Innovation Ventures gets off to an interesting start with TerraPower

(This post is not related to investments. Skip it if you are not interested in science or venture financing.)



What Nathan Myhrvold and his cohorts were trying to accomplish sure was exciting, perhaps even the start of a new structure for science, invention, and technology. Some are critical of organizations that just invent or acquire patents without manufacturing the product or providing the service but I'm not so down on them. Given my diverse interests, I read quite a number of stories on people trying to accomplish certain things but I never quite encountered anyone like Myhrvold. He is definitely someone special and I hope he succeeds.

Well, it looks like Myhrvold and his team may be on the verge of commercializing their first, serious, idea—and it sure is a revolutionary idea! As a bonus, unlike many ideas that get floated around with no backing, this idea seems to have financial banking of several venture investors, including Bill Gates (For those interested, Marketwatch has a story on Gates increasing his investment by another $35 million.)

The idea that Innovation Ventures, the company founded Myhrvold and his team, is attempting to commercialize is a new type of a nuclear reactor. Innovation Ventures is backing a company called TerraPower, which is developing a Traveling-Wave Reactor. I know very little about nuclear technology and not sure how much of this is purely theoretical and hype, but what makes this interesting is that it does not rely on enriched uranium. It can use depleted uranium and run a very long time without re-fueling. Technology Review has a brief overview of the proposed system:

Unlike today’s reactors, a traveling-wave reactor requires very little enriched uranium, reducing the risk of weapons proliferation. The reactor uses depleted-uranium fuel packed inside hundreds of hexagonal pillars. In a “wave” that moves through the core at only a centimeter per year, this fuel is transformed (or bred) into plutonium, which then undergoes fission. The reaction requires a small amount of enriched uranium to get started and could run for decades without refueling. The reactor uses liquid sodium as a coolant; core temperatures are extremely hot--about 550 ºC, versus the 330 ºC typical of conventional reactors.


The following diagram, extracted from "Introducing Traveling-Wave Reactors" by Intellectual Ventures, provides a simple diagram of the nuclear reaction:
The concept of a traveling-wave reactor has actually been researched by scientists for a few decades now. The following diagram, from the same document linked above, appears to indicate the original idea was developed in 1958 by Saveli Feinberg of Russia.
If successful, TerraPower plans to partner with a nuclear equipment manufacturer and license their ideas. They plan to have a reactor by the 2020's, although I'm not sure if that is a prototype or an actual one. The nuclear industry is one of the most regulated industries out there and it takes decades to get the permits, so you probably won't see me writing about this for another 10 years ;)


I'm kind of excited by this project. Although there are competing technologies, not to mention competing clean energy sources (such as natural gas, hydro, solar, wind, and so forth), nuclear is the most "powerful" and the one with big scaling potential. The downside is the risk with meltdowns—it's kind of ironic I wrote an article a few days about the potential for big meltdowns in poor countries like China and India—and nuclear waste. The system proposed by TerraPower appears to generate very little waste. Certainly if you compare nuclear waste against the waste generated by current energy sources (coal, natural gas, and oil), nuclear isn't as polluting.

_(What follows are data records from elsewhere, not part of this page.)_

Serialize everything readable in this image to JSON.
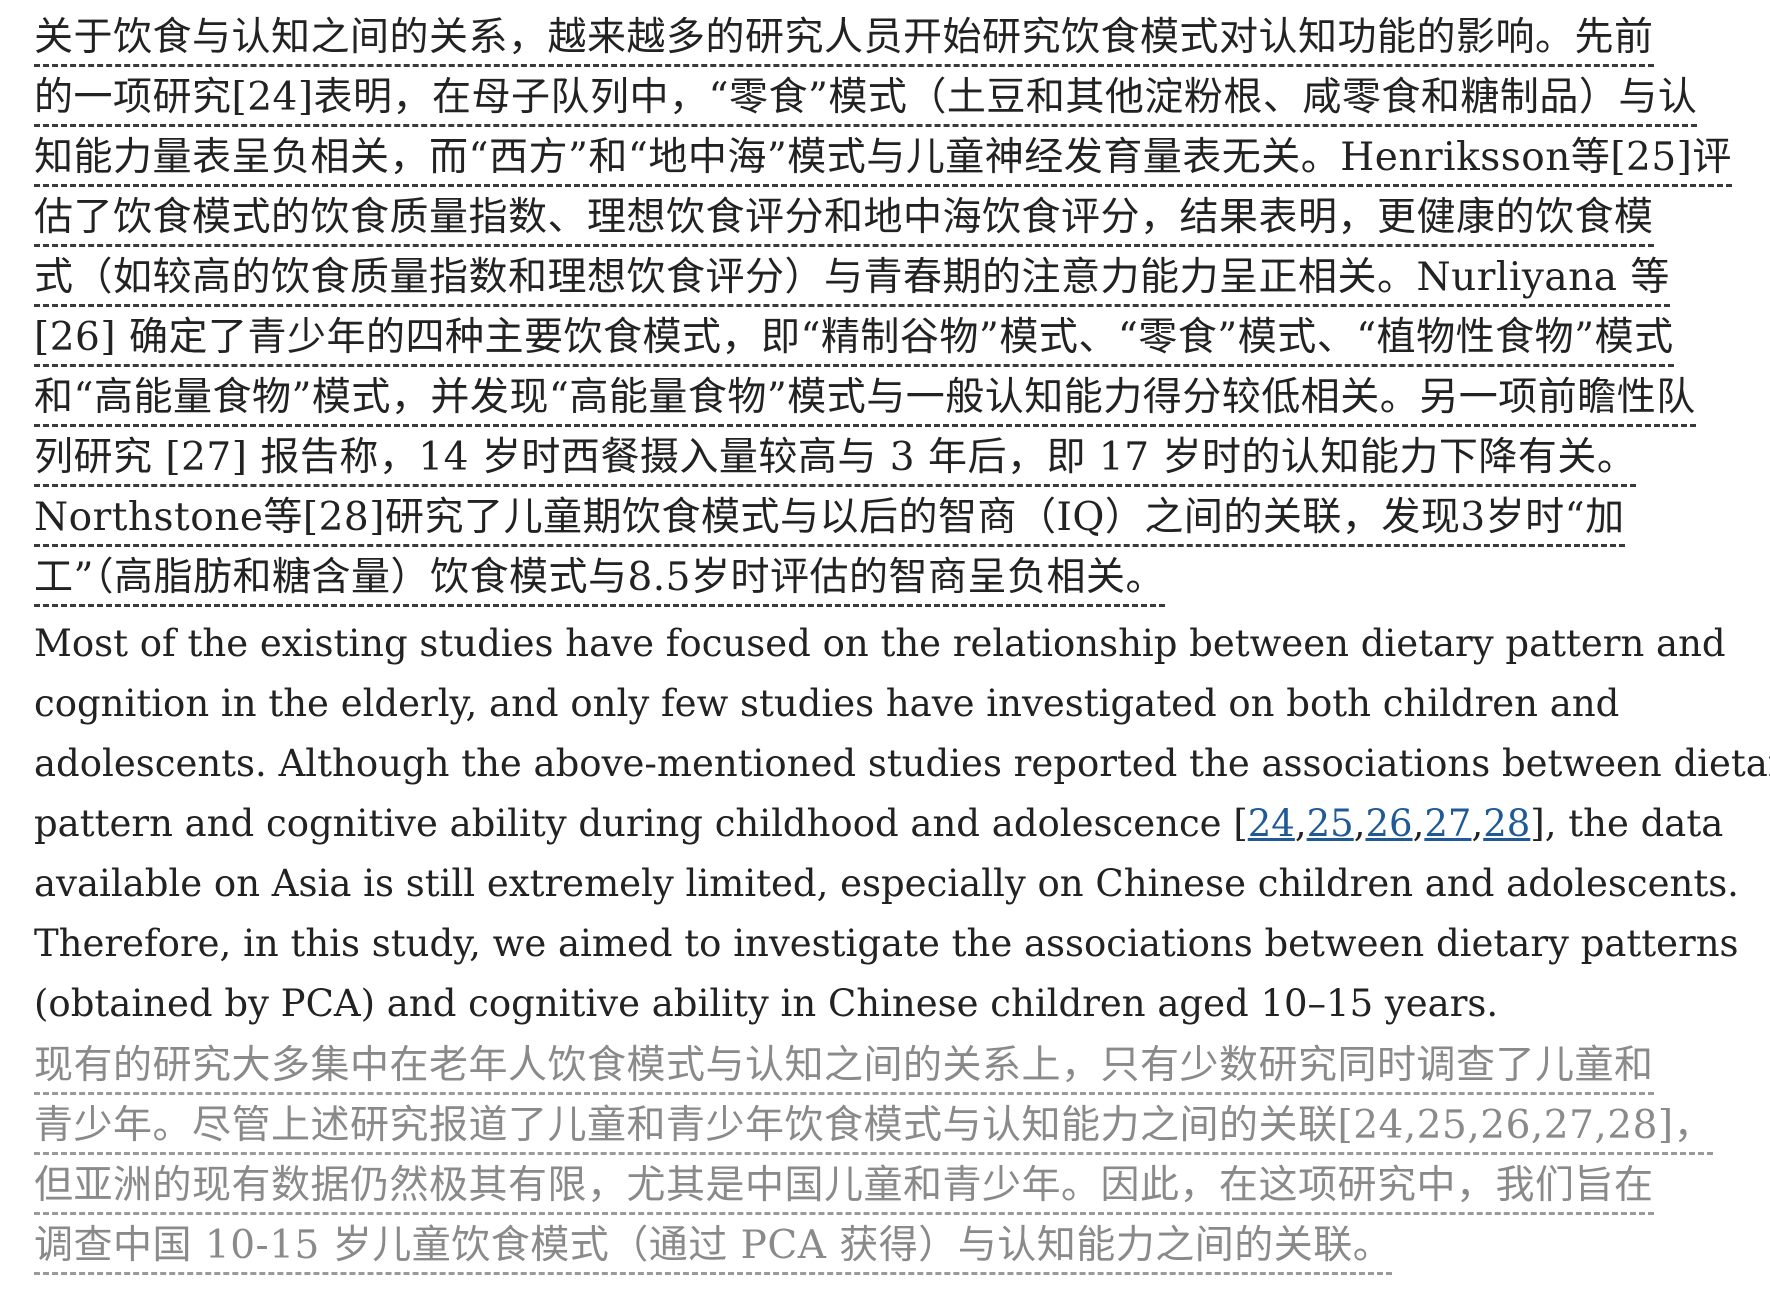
{
  "zh_paragraph_1": {
    "lines": [
      "关于饮食与认知之间的关系，越来越多的研究人员开始研究饮食模式对认知功能的影响。先前",
      "的一项研究[24]表明，在母子队列中，“零食”模式（土豆和其他淀粉根、咸零食和糖制品）与认",
      "知能力量表呈负相关，而“西方”和“地中海”模式与儿童神经发育量表无关。Henriksson等[25]评",
      "估了饮食模式的饮食质量指数、理想饮食评分和地中海饮食评分，结果表明，更健康的饮食模",
      "式（如较高的饮食质量指数和理想饮食评分）与青春期的注意力能力呈正相关。Nurliyana 等",
      "[26] 确定了青少年的四种主要饮食模式，即“精制谷物”模式、“零食”模式、“植物性食物”模式",
      "和“高能量食物”模式，并发现“高能量食物”模式与一般认知能力得分较低相关。另一项前瞻性队",
      "列研究 [27] 报告称，14 岁时西餐摄入量较高与 3 年后，即 17 岁时的认知能力下降有关。",
      "Northstone等[28]研究了儿童期饮食模式与以后的智商（IQ）之间的关联，发现3岁时“加",
      "工”（高脂肪和糖含量）饮食模式与8.5岁时评估的智商呈负相关。"
    ]
  },
  "en_paragraph": {
    "line_1": "Most of the existing studies have focused on the relationship between dietary pattern and",
    "line_2": "cognition in the elderly, and only few studies have investigated on both children and",
    "line_3": "adolescents. Although the above-mentioned studies reported the associations between dietary",
    "line_4_before": "pattern and cognitive ability during childhood and adolescence [",
    "refs": [
      "24",
      "25",
      "26",
      "27",
      "28"
    ],
    "ref_separator": ",",
    "line_4_after": "], the data",
    "line_5": "available on Asia is still extremely limited, especially on Chinese children and adolescents.",
    "line_6": "Therefore, in this study, we aimed to investigate the associations between dietary patterns",
    "line_7": "(obtained by PCA) and cognitive ability in Chinese children aged 10–15 years."
  },
  "zh_paragraph_2": {
    "lines": [
      "现有的研究大多集中在老年人饮食模式与认知之间的关系上，只有少数研究同时调查了儿童和",
      "青少年。尽管上述研究报道了儿童和青少年饮食模式与认知能力之间的关联[24,25,26,27,28]，",
      "但亚洲的现有数据仍然极其有限，尤其是中国儿童和青少年。因此，在这项研究中，我们旨在",
      "调查中国 10-15 岁儿童饮食模式（通过 PCA 获得）与认知能力之间的关联。"
    ]
  },
  "colors": {
    "text": "#222222",
    "muted_text": "#8a8a8a",
    "link": "#1f5a96"
  }
}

Another big downside with nuclear power is that they require huge capital spending and good management. Unfortunately, this sort of kills one aspect of capitalism—private investors won't do much without government support*—but that's why I'm left-leaning at times. You really can't do anything unless government provides support of some sort. Only a few companies in the world can afford to build a nuclear power plant.

Overall though, I think nuclear power is better than most others. It's not as cheap as coal, oil, natural gas, or hydro, but nuclear power is cleaner and can be a very-long-term solution (especially if some key advances are made.)


As anyone that has stared at the stars in the sky would know, nuclear power is the only source that unleashes huge quantities of energy. If we, as humans, don't master nuclear technology now, we will in the future. I have a feeling that our destiny is intertwined with nuclear power, one way or another. For instance, I really feel that the next big advance in space exploration won't occur until we power ships using nuclear power. The current method of trying to power rockets using hydrocarbons is kind of primitive. It's kind of like trying to sail the world relying on wind. So, advances in nuclear science and technology is welcome by me. We are going to cross paths sooner or later.


Footnote:

* Not only does the nuclear industry need government support in terms of financing, environmental help, setting electricity rates, and the like, the industry also needs government funding of research. Most of the research is done at universities and funded by taxpayers. If the nuclear research at universities were abolished tomorrow, the whole industry would die overnight. I think this is the type of industry that would never exist in a purely capitalistic society (with current economics, knowledge of nuclear science, etc.)